I was just wondering giving the recent SMA data we saw and the natural history data they presented, there's a pretty good correlation with SMN proteins and how are you thinking about potential surrogate endpoints and the risk-benefit there? I know you are doing your ongoing biomarker study, just if you could give me some insight into how you're thinking about that?

Obviously we are doing this with Roche and the SMA Foundation. That hasn't been disclosed exactly what would be looked at.

But I think what we have disclosed and discussed and again with such an advantage of having an orally bioavailable molecule that actually disperses to all tissues. And where we have shown that for instance in the blood you can see increases of appropriately spliced SMN protein as well as SMN protein being made.

So you can see it both in the transcript of the RNA by looking at blood or in animal skin. That really is a major advantage in the sense that you can quickly look at its effect on in the periphery, so that gives you a real biomarker advantage.
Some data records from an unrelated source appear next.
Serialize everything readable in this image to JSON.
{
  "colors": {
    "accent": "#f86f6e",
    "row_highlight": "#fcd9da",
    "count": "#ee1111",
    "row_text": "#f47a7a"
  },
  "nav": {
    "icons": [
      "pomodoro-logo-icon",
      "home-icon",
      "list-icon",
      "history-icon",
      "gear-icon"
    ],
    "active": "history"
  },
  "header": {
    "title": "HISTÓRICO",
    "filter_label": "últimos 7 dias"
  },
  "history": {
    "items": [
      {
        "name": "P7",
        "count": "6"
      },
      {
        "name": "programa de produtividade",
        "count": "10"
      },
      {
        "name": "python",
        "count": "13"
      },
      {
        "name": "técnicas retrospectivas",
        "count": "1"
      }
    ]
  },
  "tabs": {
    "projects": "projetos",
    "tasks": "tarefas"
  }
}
So, as you mentioned, there's -- and that's really being looked at within some natural history studies where we are looking at blood as a biomarker for looking at SMN levels of both protein and transcripts. So we will have an understanding of how that varies at different stages of the disease. So it's exciting to have that potential.

Great. Thanks for taking my question.

Thank you, there are no further questions at this time. I would like to turn the call over to Stuart for any closing remarks.

Thank you, operator, and thanks guys for the questions. I think that 2014 for us is off to a strong start. We are executing on our clinical programs and strategy, focused on building a leading company on rare and neglected disorders.

We look forward to communicating with all of you as we achieve our future milestones. Thanks again for your interest and for joining the call today. Thanks, guys.

Ladies and gentlemen, thank you for your participation in today's conference. This concludes the program.

You may now disconnect. Have a wonderful day.